Publié le par Fabien Maisonneuve

1. Le Sort des Glyphes

C'était la saison des vents. Marbeline revêtait ses couleurs chatoyantes sous un soleil orangé, pareil à l'aurore mystérieuse des grands déserts. La cité était le miel du royaume, oasis de rocailles où coulaient de longs ruisseaux cristallins, bordés de façades ciselées dans la dentelle minérale. Tout était raffinement, délicatesse et envoûtement. On sillonnait ses rues comme on se glisserait avec précaution sous la robe de soie d'une divine courtisane. En en voyant les beautés, on succombe à son charme sans vraiment y prendre garde. A l'ombre de ses demeures monolithiques endormies, dans un dédale de marbre aux allées fleuries, se tenaient les Pèlerins de l’Épée, quelques mâles d'ages divers mandatés par l'infortune et la disgrâce auprès du mobed de Marbeline.

Tel un défilé de perles en chapelet, ils s’égrainaient sur le long corridor cerclé par des colonnades imitant des tiges de lotus de mer, ornées de salamandrins. L'un après l'autre, ils paraissaient dans le patio du temple, ils y recevaient le décret que l'augure des glyphes inspirait au mobed. Tels des ombres, ils s'effaçaient alors derrière un voile et gravissaient les marches de la salle des ablutions.

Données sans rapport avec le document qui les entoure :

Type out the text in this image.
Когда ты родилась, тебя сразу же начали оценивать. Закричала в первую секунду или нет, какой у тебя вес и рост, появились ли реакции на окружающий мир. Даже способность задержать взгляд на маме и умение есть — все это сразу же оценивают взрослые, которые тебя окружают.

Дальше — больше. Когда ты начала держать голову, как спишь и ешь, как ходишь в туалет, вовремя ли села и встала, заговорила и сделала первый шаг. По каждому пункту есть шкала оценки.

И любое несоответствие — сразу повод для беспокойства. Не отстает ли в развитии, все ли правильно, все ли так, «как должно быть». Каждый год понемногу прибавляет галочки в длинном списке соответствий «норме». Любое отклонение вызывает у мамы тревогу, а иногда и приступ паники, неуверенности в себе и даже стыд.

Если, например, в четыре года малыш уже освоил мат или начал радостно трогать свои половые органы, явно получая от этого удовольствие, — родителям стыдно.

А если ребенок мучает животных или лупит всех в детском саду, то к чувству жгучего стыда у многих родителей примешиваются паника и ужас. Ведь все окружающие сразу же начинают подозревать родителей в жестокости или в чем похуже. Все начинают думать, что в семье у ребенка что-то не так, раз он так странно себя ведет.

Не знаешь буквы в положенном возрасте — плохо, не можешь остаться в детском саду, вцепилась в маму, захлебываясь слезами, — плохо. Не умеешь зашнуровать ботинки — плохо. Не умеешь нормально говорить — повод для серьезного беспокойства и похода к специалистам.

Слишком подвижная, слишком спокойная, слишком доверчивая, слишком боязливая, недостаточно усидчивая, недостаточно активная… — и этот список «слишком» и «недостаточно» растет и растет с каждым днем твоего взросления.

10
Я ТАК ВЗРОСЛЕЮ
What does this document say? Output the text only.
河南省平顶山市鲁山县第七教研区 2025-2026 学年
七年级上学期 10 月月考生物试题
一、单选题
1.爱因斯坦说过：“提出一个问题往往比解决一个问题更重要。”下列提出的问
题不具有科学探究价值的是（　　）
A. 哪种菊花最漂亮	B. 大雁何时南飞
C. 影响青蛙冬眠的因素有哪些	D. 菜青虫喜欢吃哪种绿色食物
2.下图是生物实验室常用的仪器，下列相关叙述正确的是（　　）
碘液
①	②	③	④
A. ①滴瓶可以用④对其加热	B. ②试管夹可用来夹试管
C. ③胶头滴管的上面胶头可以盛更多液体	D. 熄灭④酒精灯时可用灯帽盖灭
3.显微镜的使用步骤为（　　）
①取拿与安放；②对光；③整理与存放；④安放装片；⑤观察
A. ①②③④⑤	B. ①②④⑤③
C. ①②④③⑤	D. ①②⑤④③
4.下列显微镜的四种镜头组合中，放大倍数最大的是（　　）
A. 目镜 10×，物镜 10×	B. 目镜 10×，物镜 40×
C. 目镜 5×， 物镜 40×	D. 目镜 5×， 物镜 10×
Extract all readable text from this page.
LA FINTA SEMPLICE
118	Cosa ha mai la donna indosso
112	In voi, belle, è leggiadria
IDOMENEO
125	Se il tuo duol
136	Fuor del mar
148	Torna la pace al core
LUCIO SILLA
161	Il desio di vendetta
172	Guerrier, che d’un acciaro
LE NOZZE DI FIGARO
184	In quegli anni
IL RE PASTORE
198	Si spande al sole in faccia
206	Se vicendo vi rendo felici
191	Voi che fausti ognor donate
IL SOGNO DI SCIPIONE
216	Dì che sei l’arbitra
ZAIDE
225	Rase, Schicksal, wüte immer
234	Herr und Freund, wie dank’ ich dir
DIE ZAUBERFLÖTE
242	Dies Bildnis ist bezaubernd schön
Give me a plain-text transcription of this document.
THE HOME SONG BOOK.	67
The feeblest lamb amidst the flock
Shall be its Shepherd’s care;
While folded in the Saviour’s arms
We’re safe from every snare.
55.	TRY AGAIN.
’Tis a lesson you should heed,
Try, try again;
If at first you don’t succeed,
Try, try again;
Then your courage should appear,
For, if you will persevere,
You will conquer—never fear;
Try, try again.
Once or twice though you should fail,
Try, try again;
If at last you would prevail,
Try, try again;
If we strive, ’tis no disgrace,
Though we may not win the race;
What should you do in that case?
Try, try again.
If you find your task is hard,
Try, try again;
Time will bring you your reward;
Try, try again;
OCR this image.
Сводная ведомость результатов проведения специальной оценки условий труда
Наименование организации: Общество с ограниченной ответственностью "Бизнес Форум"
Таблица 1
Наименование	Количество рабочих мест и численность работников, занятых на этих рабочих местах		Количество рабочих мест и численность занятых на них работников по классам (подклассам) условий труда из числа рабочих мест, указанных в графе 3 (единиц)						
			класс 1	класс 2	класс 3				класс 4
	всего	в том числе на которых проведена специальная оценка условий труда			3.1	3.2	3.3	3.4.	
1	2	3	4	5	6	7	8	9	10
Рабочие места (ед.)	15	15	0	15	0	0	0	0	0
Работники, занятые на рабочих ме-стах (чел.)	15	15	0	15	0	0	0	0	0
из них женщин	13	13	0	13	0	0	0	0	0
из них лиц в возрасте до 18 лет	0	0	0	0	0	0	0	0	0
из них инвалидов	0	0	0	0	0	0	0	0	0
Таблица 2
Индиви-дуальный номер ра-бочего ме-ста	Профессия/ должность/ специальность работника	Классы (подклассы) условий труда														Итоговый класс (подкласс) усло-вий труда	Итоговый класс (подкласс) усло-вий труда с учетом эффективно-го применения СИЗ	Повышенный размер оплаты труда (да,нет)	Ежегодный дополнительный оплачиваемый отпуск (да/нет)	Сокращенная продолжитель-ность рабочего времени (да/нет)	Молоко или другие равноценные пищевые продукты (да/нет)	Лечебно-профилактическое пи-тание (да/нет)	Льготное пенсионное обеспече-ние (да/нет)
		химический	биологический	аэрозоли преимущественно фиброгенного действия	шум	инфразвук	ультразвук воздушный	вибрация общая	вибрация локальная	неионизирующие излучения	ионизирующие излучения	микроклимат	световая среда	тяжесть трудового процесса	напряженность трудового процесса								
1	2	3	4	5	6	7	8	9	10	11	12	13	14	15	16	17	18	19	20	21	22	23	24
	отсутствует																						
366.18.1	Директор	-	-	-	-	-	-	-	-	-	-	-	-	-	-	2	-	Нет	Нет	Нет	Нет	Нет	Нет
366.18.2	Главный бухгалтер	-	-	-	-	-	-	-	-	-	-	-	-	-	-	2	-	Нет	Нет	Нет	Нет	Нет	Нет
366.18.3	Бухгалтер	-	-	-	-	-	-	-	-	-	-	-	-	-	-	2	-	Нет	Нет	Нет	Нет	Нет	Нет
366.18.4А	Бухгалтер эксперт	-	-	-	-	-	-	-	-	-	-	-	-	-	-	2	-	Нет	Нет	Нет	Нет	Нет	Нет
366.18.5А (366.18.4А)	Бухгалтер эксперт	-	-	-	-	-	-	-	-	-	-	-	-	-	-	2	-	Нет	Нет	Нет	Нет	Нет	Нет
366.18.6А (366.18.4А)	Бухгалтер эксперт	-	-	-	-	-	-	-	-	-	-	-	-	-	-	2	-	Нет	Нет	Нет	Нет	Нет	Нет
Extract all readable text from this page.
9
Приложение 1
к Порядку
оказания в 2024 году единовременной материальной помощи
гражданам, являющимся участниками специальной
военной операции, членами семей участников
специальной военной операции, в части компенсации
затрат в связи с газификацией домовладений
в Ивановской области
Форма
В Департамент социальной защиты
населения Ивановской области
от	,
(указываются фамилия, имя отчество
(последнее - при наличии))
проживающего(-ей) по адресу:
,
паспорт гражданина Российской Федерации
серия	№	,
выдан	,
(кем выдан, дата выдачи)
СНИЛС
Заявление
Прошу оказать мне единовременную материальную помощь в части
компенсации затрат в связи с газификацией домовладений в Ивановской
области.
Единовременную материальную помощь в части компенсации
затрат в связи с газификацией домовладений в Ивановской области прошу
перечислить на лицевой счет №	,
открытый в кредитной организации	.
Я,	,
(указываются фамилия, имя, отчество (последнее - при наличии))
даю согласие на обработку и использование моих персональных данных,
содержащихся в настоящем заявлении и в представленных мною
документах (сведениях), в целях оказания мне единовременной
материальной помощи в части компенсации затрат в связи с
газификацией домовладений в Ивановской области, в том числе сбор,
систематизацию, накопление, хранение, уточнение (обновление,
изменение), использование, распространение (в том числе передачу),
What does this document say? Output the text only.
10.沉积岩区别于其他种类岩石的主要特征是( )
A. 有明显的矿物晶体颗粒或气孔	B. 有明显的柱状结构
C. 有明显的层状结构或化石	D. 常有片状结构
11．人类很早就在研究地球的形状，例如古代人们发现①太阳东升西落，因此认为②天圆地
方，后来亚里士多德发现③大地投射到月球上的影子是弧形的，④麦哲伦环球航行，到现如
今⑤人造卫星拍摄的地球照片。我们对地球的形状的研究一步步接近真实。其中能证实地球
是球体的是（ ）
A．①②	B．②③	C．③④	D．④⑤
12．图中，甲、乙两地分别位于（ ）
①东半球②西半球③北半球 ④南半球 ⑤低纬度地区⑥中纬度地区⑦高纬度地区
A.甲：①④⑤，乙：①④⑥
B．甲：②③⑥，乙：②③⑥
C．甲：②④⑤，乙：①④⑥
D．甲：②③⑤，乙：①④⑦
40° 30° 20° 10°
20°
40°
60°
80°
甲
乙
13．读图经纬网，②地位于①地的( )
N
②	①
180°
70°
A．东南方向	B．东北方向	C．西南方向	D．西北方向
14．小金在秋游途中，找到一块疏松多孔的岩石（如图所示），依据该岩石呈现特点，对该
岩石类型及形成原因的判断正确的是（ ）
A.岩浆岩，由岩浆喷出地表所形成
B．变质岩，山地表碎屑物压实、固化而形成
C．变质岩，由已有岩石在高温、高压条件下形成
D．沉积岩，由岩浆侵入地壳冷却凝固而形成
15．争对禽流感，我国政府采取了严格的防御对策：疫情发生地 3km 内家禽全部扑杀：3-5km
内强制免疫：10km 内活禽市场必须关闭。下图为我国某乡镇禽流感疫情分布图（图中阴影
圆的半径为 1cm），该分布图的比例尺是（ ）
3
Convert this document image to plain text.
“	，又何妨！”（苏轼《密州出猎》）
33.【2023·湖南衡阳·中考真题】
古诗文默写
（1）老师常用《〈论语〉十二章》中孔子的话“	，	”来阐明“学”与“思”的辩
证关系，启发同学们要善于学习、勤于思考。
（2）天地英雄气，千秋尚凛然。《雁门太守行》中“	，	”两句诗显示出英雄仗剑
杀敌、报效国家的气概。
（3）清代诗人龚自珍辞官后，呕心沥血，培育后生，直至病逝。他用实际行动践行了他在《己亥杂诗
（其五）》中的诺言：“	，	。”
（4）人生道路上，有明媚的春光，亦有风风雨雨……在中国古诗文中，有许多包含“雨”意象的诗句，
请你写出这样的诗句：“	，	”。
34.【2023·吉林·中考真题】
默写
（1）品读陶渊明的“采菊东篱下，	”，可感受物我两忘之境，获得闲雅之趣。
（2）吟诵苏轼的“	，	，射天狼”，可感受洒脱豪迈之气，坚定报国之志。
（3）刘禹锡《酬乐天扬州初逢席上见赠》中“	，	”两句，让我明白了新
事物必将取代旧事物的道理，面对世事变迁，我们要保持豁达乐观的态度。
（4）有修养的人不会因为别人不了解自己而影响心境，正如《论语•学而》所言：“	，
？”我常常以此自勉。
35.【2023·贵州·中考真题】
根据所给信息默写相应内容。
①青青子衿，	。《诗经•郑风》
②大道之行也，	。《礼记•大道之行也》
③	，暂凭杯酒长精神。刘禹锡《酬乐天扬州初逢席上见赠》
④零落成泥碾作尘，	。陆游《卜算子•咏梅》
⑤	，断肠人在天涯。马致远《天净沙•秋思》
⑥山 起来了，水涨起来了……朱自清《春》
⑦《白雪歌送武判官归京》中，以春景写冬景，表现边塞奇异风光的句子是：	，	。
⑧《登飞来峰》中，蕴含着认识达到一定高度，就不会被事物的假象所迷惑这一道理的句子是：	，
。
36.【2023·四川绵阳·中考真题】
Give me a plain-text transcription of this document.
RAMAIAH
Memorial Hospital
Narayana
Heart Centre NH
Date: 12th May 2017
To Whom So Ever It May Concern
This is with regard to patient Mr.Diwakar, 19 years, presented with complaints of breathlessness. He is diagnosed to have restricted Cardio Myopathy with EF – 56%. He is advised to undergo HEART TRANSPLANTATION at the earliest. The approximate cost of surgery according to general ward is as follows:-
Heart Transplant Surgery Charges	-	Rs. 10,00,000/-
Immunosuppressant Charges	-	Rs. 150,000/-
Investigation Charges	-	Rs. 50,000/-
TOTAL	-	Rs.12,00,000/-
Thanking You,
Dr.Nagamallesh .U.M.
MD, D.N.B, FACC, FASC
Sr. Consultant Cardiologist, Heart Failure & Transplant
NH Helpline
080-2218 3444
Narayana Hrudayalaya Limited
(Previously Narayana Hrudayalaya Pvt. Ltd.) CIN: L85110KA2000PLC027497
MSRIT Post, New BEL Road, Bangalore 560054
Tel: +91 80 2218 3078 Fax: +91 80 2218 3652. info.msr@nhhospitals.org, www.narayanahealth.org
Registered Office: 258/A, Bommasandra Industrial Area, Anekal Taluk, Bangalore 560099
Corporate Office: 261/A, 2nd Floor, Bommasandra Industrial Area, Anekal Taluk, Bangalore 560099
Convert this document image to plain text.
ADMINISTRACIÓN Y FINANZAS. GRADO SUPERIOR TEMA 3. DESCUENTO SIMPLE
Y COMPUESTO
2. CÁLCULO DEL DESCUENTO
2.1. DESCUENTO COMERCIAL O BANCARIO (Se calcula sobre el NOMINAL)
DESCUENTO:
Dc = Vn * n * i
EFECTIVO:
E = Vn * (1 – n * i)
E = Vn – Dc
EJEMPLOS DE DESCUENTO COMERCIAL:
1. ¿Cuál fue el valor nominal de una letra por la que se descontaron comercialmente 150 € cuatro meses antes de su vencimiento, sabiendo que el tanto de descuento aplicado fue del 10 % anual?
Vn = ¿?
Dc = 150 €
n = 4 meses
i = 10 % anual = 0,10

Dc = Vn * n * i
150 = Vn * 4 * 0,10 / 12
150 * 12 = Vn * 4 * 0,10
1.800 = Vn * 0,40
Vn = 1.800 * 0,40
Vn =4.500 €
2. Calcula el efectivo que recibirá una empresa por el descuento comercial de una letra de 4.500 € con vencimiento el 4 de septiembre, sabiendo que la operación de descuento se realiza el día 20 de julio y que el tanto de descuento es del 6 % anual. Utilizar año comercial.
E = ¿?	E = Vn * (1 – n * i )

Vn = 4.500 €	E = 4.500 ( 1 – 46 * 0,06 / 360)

Ce précepteur des âmes était coiffé d'un dastar bleu anthracite, grand turban fendu au milieu du front. Il avait les yeux verts et la barbe clairsemée. Sa nuque supportait un lourd collier pectoral de bronze orné de sphinges, et ses épaules couvraient son corps d'une gandoora de lin brodée de calligraphies, versant ses plis rayonnants jusqu'à la rive de ses pieds en sandales. Il siégeait sur une natte de résine tressée, et tenait une baguette d'olivier entre les doigts. Il murmurait avec calme et mansuétude ce que révélait l'oracle des glyphes, et ainsi, il se faisait l'interprète des anges compatissants.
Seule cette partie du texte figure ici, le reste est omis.